Three proposed projects are physical and digital archiving of fiber and fabric properties; design and manufacturing of low-emissivity uniforms for the military, and manufacturing of fabrics that convert sunlight to electrical power.

Participants include 16 industry members, 31 universities, 72 manufacturing entities and 26 startup incubators in 28 states and Puerto Rico.

The new initiative will receive $75 million in federal funding out of a total of $317 million though cost sharing among the Department of Defense, industrial partners, venture capitalists and the Commonwealth of Massachusetts. The funding will cover a five-year period and will be administered through the new, independent nonprofit organization, the statement said.

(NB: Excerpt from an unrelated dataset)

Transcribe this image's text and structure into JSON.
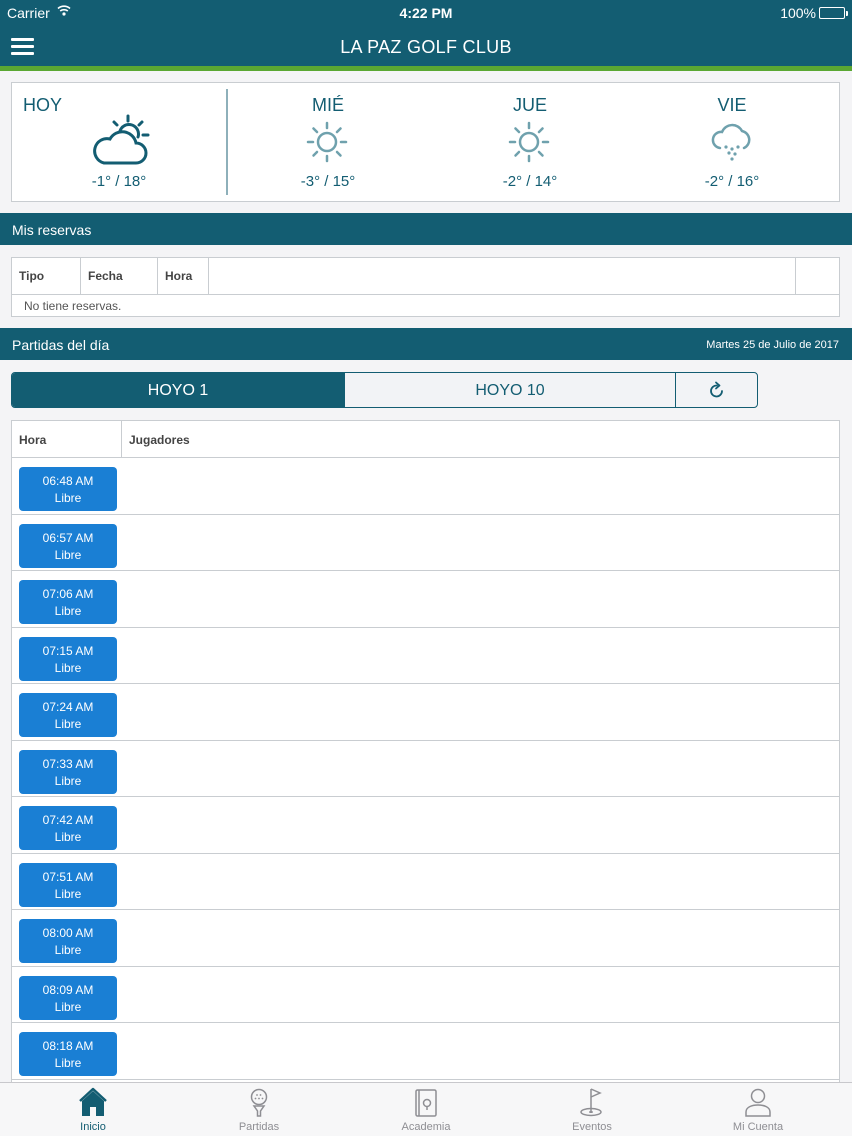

Workforce Development Center Operations Director Kris Frady said a South Carolina-based pilot program will make virtual reality training tools, including factory simulations specific to fiber and textile facilities. They will also develop two iBooks on fiber and textile manufacturing careers, one targeted toward women and one for veterans, the statement said.

“The textile technology revolution will need skilled employees, and that’s where the Center for Workforce Development can help,” she said in the statement.

Frady will serve as veteran integration deputy on the leadership team. As part of her role, she will coordinate government efforts to get veterans the skills they will need to qualify for jobs in the advanced textile industry, the statement said.

“We are honoring a commitment to support veterans that goes back to Clemson’s founding as a military academy,” said Frady, also an assistant professor in the Eugene T. Moore School of Education.

Kapil Chalil Madathil, director of technology operations at the center, said its previous work includes developing “cutting-edge virtual reality simulations that allow students to repeatedly practice tasks in a safe environment.” Chalil Madathil said the simulations “add a level of authenticity that helps students remember their lessons.”

One of the virtual reality simulations the center developed allows students to move through a manufacturing plant from a first-person viewpoint to learn about safety, the statement said. With other simulations, students take apart machines and put them back together to better learn how they work.

The simulations have been included in EducateWorkforce, a program used by more than 1,000 students in 22 states, the statement said.

“The beauty of our involvement in Advanced Functional Fabrics of America is that we already have laid the groundwork and have shown these simulations work,” Chalil Madathil said. “Now we need to adapt it to the specific needs of the advanced fiber and textile industry.”

The simulations were developed through the National Science Foundation Advanced Technological Education Center for Aviation and Automotive Technological Education Using Virtual E-Schools, also known as CA2VES, the statement said.